In another case, Parastoo Navardi, a 36-year-old mother of two, was attacked by the regime’s prosecutor for speaking to the media about how her husband tortured her. Parastoo said her husband would mock execute her with a noose every night after he used crystal meth. She has gone blind in one eye. Signs of torture are evident on her body. The regime’s prosecutor in Abadan, Khuzestan province, attacked her once she went to the court to file a complaint. Parastoo’s sadistic husband is still free and has custody of her two children.
The world was shocked in August when a video from Iran showed two women were run over by a car under the pretext of “improper veiling.” The attacker, a male member of the regime’s Basij militia, attacked these two women under the pretext of “encouraging virtue and preventing the vice.”
Reports from Iran also indicate ongoing acid attacks on women in recent years under the same pretext by the regime’s thugs. In addition to the regime’s systematic mistreatment of women, the mullahs’ misogynous laws fail to protect women’s rights. Earlier in 2021, a man beheaded her 14-year-old daughter, Romina Ashrafi, while she was sleeping. The regime’s constitution does not punish the father for killing his children. Thus, the man only received two years in prison. The regime’s misogynous constitution does not recognize Iranian women’s rights, it considers them simply as second-class citizens.
Iran, under the mullahs’ regime, is considered one of the worst places for women. The regime’s so-called “moderate” former president, Hassan Rouhani, who assumed office in 2013 until 2021, oversaw the execution of 121 women. Rouhani had also boasted of being the first regime official to impose mandatory veil in Iran’s army.
Now, with Ebrahim Raisi, also known as the hanging judge, as president, the world should expect more oppressive measures against women. Raisi and his administration do not have the “moderate” façade of Rouhani.
Raisi has a dark record of human rights. He was one of the leading officials during the 1988 massacre of over 30,000 political prisoners. Before the mass executions, Raisi served as a deputy prosecutor in several Iranian cities.
Farideh Goudarzi, an Iranian political prisoner, has testified on several occasions about Raisi’s presence in the torture chamber. “One of the people who were present during my torture was Ebrahim Raisi, then Chief Prosecutor of Hamedan and one of the members of the Death Committee in the 1988 massacre.”
Ms. Goudarzi was pregnant and gave birth to her son 15 days after her arrest and while being under torture.

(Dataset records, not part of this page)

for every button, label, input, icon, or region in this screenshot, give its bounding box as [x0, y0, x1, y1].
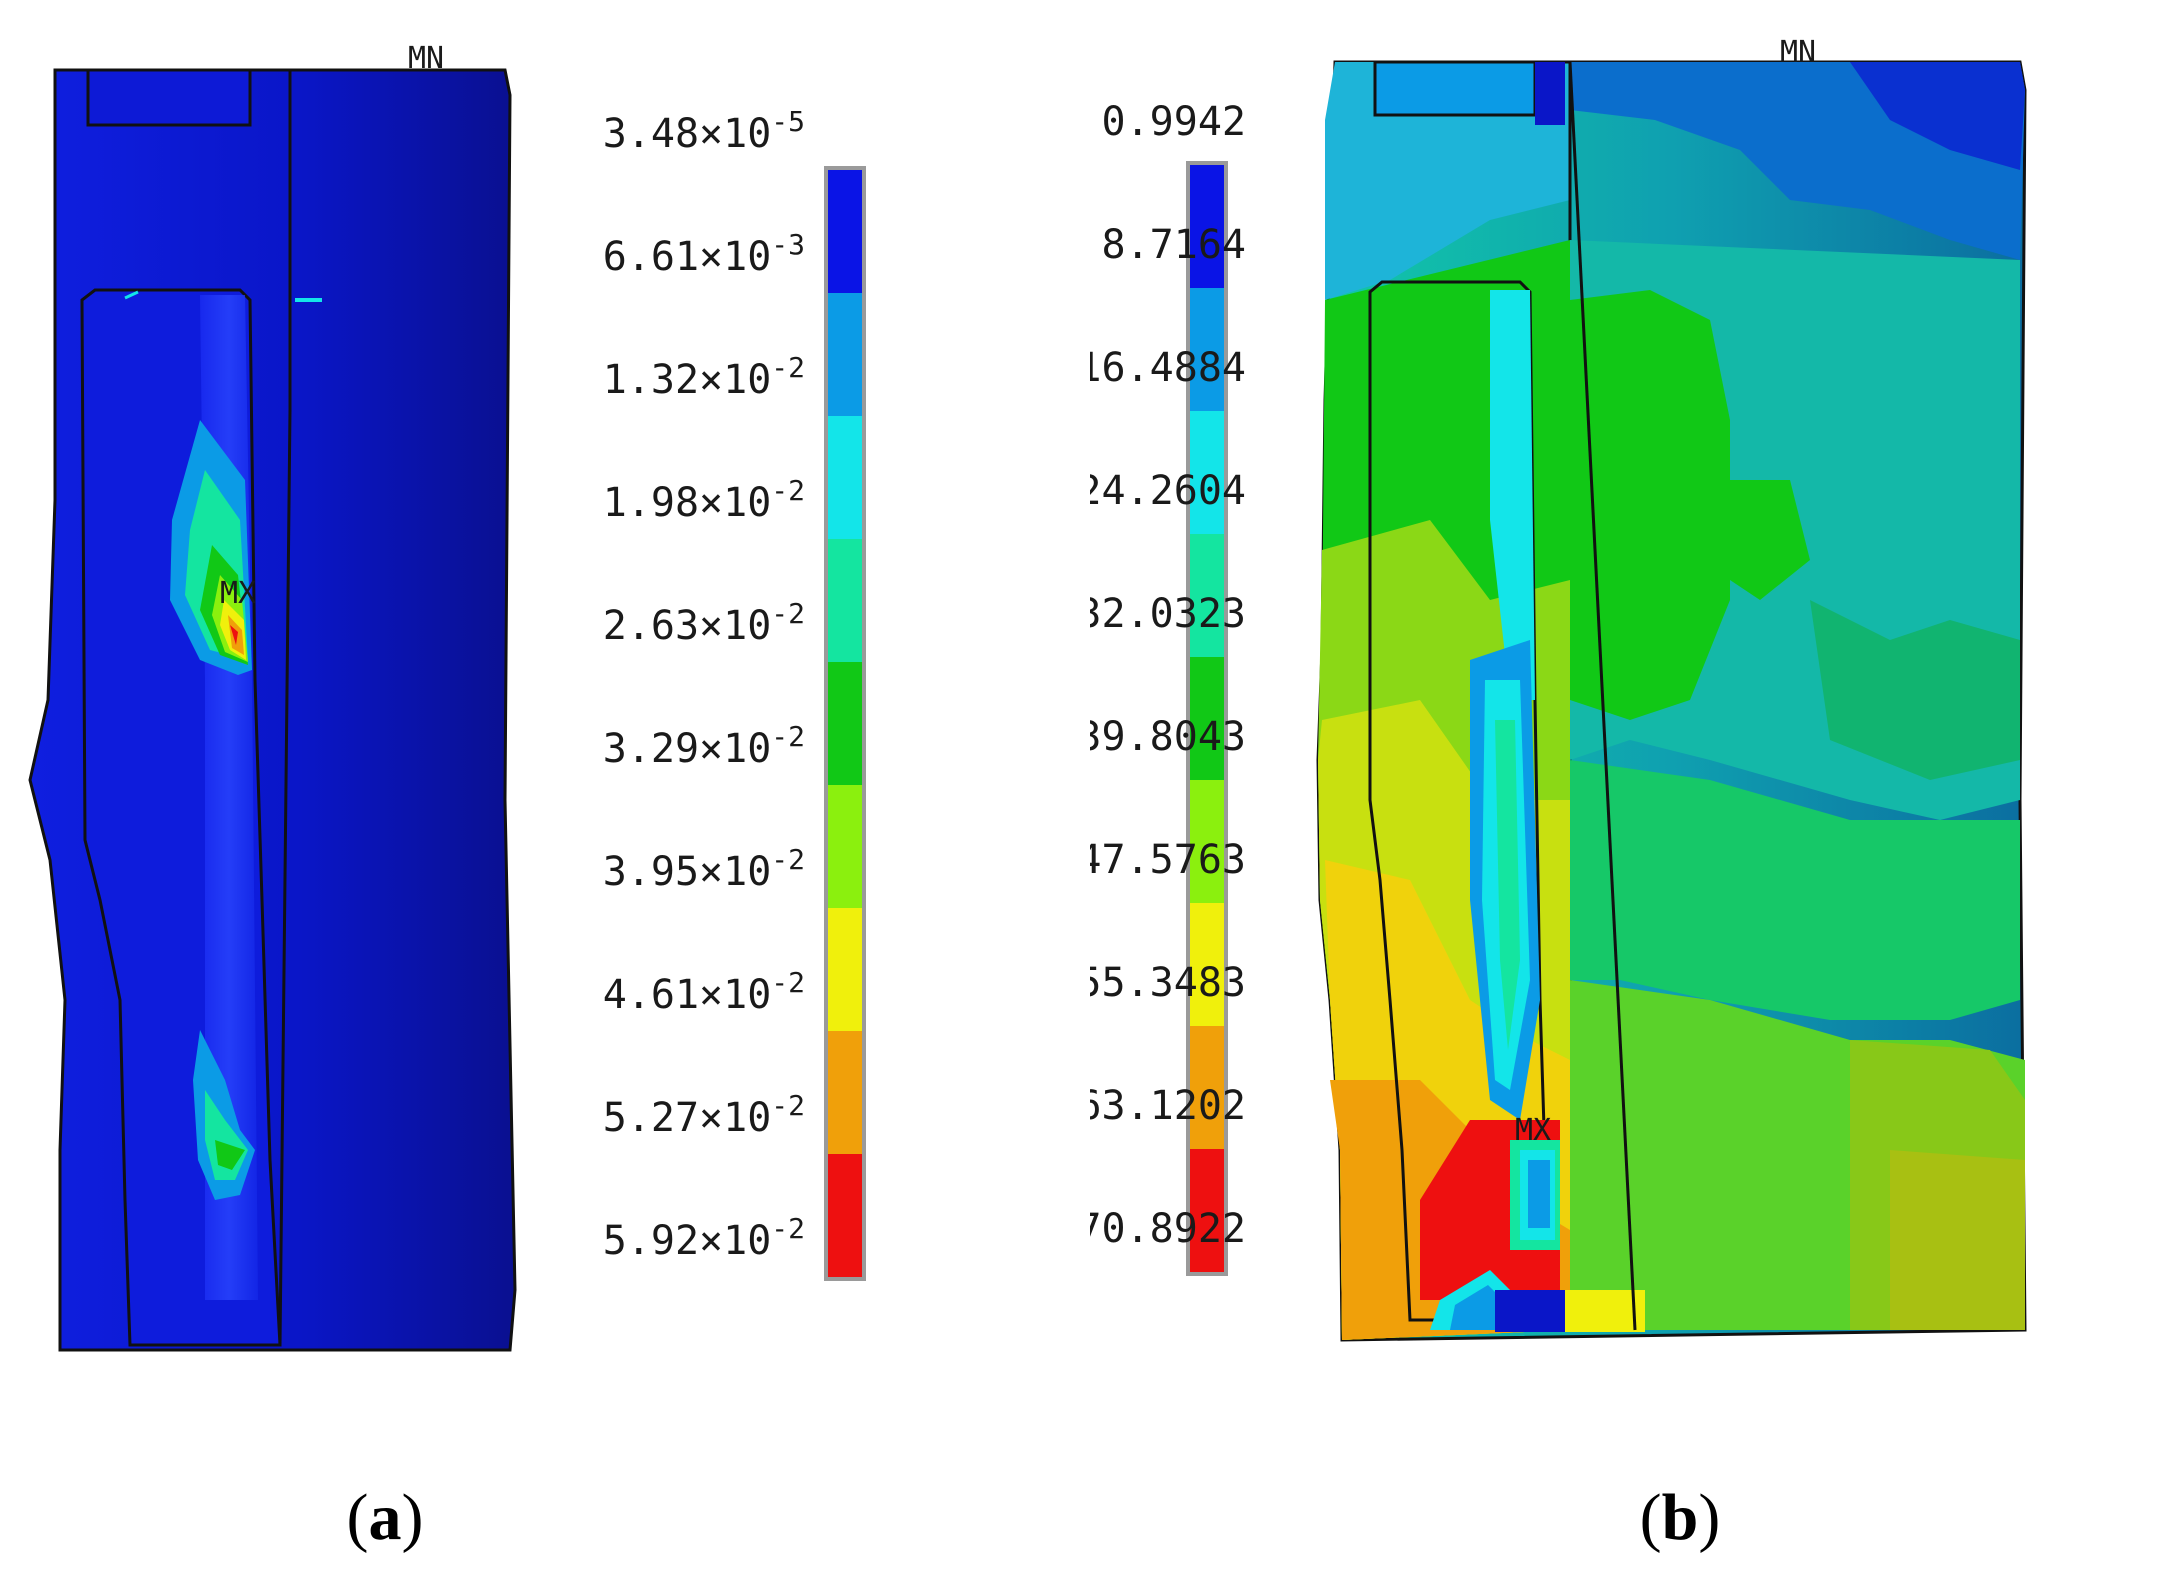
legend-b-segment [1190, 657, 1224, 780]
min-marker-b: MN [1780, 35, 1816, 70]
legend-colorbar-a [824, 166, 866, 1281]
caption-letter-b: b [1661, 1481, 1699, 1554]
panel-b-figure: MN MX 0.9942 8.7164 16.4884 24.2604 32.0323 3… [1090, 35, 2027, 1342]
max-marker-a: MX [220, 576, 256, 611]
stress-hotspot-upper [170, 420, 252, 675]
legend-labels-a: 3.48×10-5 6.61×10-3 1.32×10-2 1.98×10-2 2.63… [603, 105, 805, 1264]
legend-a-segment [828, 785, 862, 908]
legend-b-tick-label: 47.5763 [1090, 837, 1246, 883]
stress-hotspot-b [1420, 1120, 1645, 1332]
caption-b: (b) [1639, 1481, 1721, 1554]
panel-a-figure: MN MX 3.48×10-5 6.61×10-3 1.32×10-2 1.98×10… [28, 41, 866, 1352]
legend-b-tick-label: 63.1202 [1090, 1083, 1246, 1129]
legend-a-segment [828, 1031, 862, 1154]
legend-labels-b: 0.9942 8.7164 16.4884 24.2604 32.0323 39.8043… [1090, 99, 1246, 1252]
legend-a-segment [828, 293, 862, 416]
max-marker-b: MX [1515, 1113, 1551, 1148]
legend-b-tick-label: 24.2604 [1090, 468, 1246, 514]
legend-b-segment [1190, 411, 1224, 534]
legend-b-segment [1190, 1149, 1224, 1272]
legend-b-segment [1190, 534, 1224, 657]
stress-hotspot-lower [193, 1030, 255, 1200]
legend-a-segment [828, 908, 862, 1031]
legend-a-segment [828, 539, 862, 662]
caption-letter-a: a [368, 1481, 402, 1554]
caption-a: (a) [346, 1481, 424, 1554]
legend-a-tick-label: 2.63×10-2 [603, 597, 805, 649]
legend-a-tick-label: 3.95×10-2 [603, 843, 805, 895]
legend-a-tick-label: 4.61×10-2 [603, 966, 805, 1018]
legend-b-tick-label: 8.7164 [1102, 222, 1247, 268]
legend-a-segment [828, 662, 862, 785]
legend-b-tick-label: 39.8043 [1090, 714, 1246, 760]
legend-b-tick-label: 70.8922 [1090, 1206, 1246, 1252]
legend-a-tick-label: 3.48×10-5 [603, 105, 805, 157]
legend-a-tick-label: 3.29×10-2 [603, 720, 805, 772]
legend-colorbar-b [1186, 161, 1228, 1276]
legend-b-segment [1190, 903, 1224, 1026]
panel-a: MN MX 3.48×10-5 6.61×10-3 1.32×10-2 1.98×10… [28, 41, 866, 1554]
legend-b-tick-label: 0.9942 [1102, 99, 1247, 145]
legend-a-tick-label: 6.61×10-3 [603, 228, 805, 280]
legend-b-tick-label: 16.4884 [1090, 345, 1246, 391]
legend-b-tick-label: 32.0323 [1090, 591, 1246, 637]
legend-a-tick-label: 5.27×10-2 [603, 1089, 805, 1141]
panel-b: MN MX 0.9942 8.7164 16.4884 24.2604 32.0323 3… [1090, 0, 2180, 1582]
legend-a-segment [828, 170, 862, 293]
min-marker-a: MN [408, 41, 444, 76]
legend-b-segment [1190, 165, 1224, 288]
legend-b-segment [1190, 780, 1224, 903]
part-model-a: MN MX [28, 41, 517, 1352]
legend-a-tick-label: 1.98×10-2 [603, 474, 805, 526]
legend-a-segment [828, 1154, 862, 1277]
legend-b-segment [1190, 1026, 1224, 1149]
legend-a-tick-label: 5.92×10-2 [603, 1212, 805, 1264]
legend-a-tick-label: 1.32×10-2 [603, 351, 805, 403]
legend-a-segment [828, 416, 862, 539]
legend-b-segment [1190, 288, 1224, 411]
part-model-b: MN MX [1316, 35, 2027, 1342]
legend-b-tick-label: 55.3483 [1090, 960, 1246, 1006]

Her husband, Behzad Afsahi, was hanged in June 1984 after enduring severe tortures.
Raisi has also enforced the regime’s misogynous laws while serving as the mullahs’ Judiciary Chief from 2017 to 2019. He oversaw the inhumane torture against prisoners arrested during the major Iran protests, including women, who endured both physical and sexual harassment.
While the Iranian regime has oppressed women since taking power in 1979, the Iranian women have been on the front line of resistance against the theocratic regime. The Iranian Resistance has been led by women for nearly three decades. Mrs. Maryam Rajavi, the Iranian Resistance’s president-elect, is considered the leading voice of human rights in Iran.
Simultaneous with the anniversary of introducing Mrs. Maryam Rajavi as the President-elect of the National Council of Resistance of Iran (NCRI) for the six-month transition period, in video messages on October 20, over 120 defiant women and Resistance Units of the Mujahedin-e Khalq (MEK/PMOI) vowed to continue the struggle against the misogynous regime.
In a nutshell, there is a historical struggle between Iranian women and the ruling theocracy. There is only one outcome to this struggle by the Iranian women, and that is freedom and equality.